Un equipo de investigación de la Friedrich-Alexander-Universität Erlangen-Nürnberg (FAU) y el Uniklinikum Erlangen, en Alemania, logró por primera vez en la historia reactivar la función cerebral de un ratón después de haber sido sometido a altas temperaturas.

El estudio, publicado en la revista Pnas, demuestra que es posible preservar la delicada nanoestructura del cerebro sin que pierda su capacidad de procesar información al ser «despertado». Hasta ahora, el gran enemigo de la criopreservación eran los cristales de hielo. Al congelarse, el agua dentro de las células se expande y forma estructuras puntiagudas que desgarran las membranas celulares, destruyendo el tejido de forma irreparable.

Alexander German, autor del estudio, explicó que «la formación de cristales es la razón por la que el frío extremo es letal». Sin embargo, el equipo logró sortear este obstáculo mediante una técnica optimizada de vitrificación. Esta técnica consiste en enfriar el tejido de forma tan ultrarrápida que el agua no tiene tiempo físico de organizarse en cristales, pasando directamente a un estado sólido similar al vidrio.

Para lograrlo, los científicos alemanes perfeccionaron una solución química conservante que, a diferencia de intentos anteriores, no resulta tóxica para las sensibles neuronas. En el experimento, secciones del hipocampo del ratón, es decir, el centro neurálgico de la memoria, fueron tratadas con este cóctel químico y sumergidas en nitrógeno líquido a -196 grados centígrados.
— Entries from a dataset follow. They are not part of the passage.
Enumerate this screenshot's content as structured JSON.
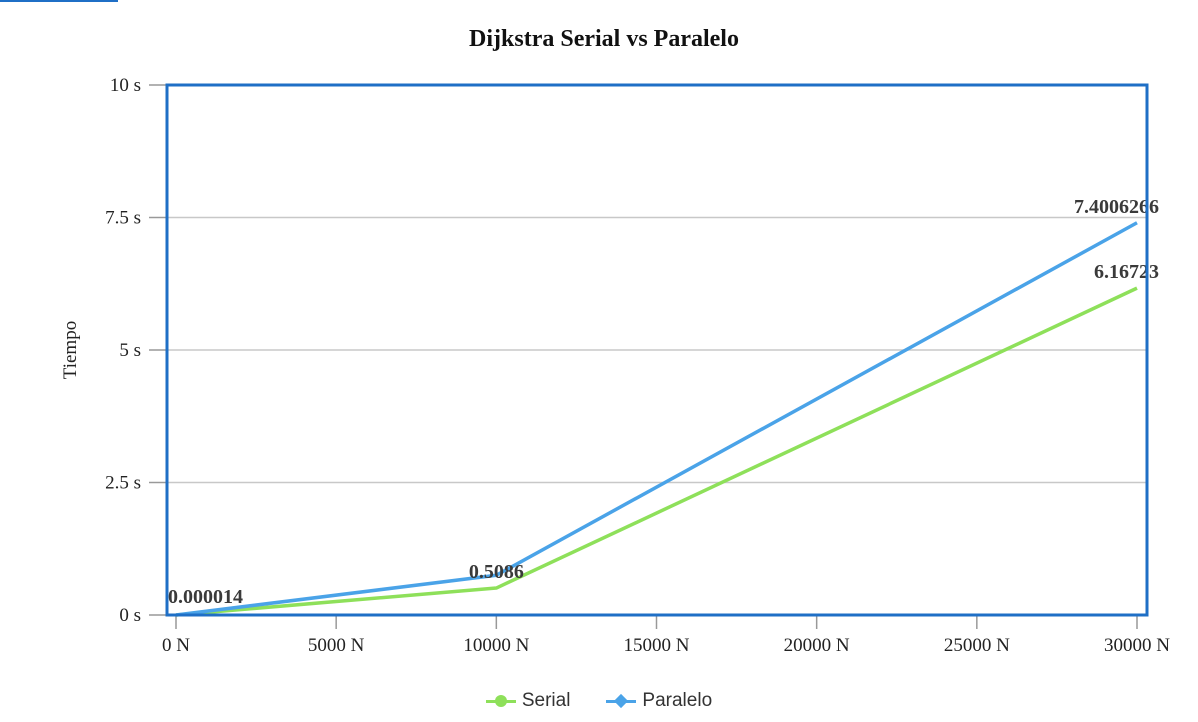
{
  "chart_data": {
    "type": "line",
    "title": "Dijkstra Serial vs Paralelo",
    "xlabel": "",
    "ylabel": "Tiempo",
    "x": [
      0,
      10000,
      30000
    ],
    "xlim": [
      0,
      30000
    ],
    "ylim": [
      0,
      10
    ],
    "xticks": [
      0,
      5000,
      10000,
      15000,
      20000,
      25000,
      30000
    ],
    "xtick_labels": [
      "0 N",
      "5000 N",
      "10000 N",
      "15000 N",
      "20000 N",
      "25000 N",
      "30000 N"
    ],
    "yticks": [
      0,
      2.5,
      5,
      7.5,
      10
    ],
    "ytick_labels": [
      "0 s",
      "2.5 s",
      "5 s",
      "7.5 s",
      "10 s"
    ],
    "grid": true,
    "legend_position": "bottom",
    "series": [
      {
        "name": "Serial",
        "color": "#8ee05a",
        "marker": "circle",
        "values": [
          1.4e-05,
          0.5086,
          6.16723
        ]
      },
      {
        "name": "Paralelo",
        "color": "#4aa3e8",
        "marker": "diamond",
        "values": [
          1.4e-05,
          0.75,
          7.4006266
        ]
      }
    ],
    "data_labels": [
      {
        "text": "0.000014",
        "x": 0,
        "y": 1.4e-05
      },
      {
        "text": "0.5086",
        "x": 10000,
        "y": 0.5086
      },
      {
        "text": "6.16723",
        "x": 30000,
        "y": 6.16723
      },
      {
        "text": "7.4006266",
        "x": 30000,
        "y": 7.4006266
      }
    ],
    "frame_color": "#1f6fc6"
  }
}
Luego de permanecer almacenadas a -150 grados durante periodos de hasta una semana, las muestras fueron descongeladas bajo un protocolo estricto. El resultado arrojó señales eléctricas que reaparecieron de forma espontánea y se propagaron por las redes neuronales como si el tiempo no hubiera pasado.

Memoria intacta

Lo que hace el estudio interesante, no es solo que el cerebro «encendiera sus luces», sino que conservó mecanismos complejos de aprendizaje. Los investigadores detectaron que las sinapsis activaron la ‘potenciación a largo plazo’, un proceso neuroquímico fundamental para el fortalecimiento de las conexiones y la creación de recuerdos.

Aunque los resultados son preliminares y se han realizado en secciones de tejido, las implicaciones para la medicina moderna son inmediatas. Este método podría utilizarse para preservar tejido cerebral extirpado durante cirugías complejas o para probar fármacos neurodegenerativos en tejido vivo «pausado».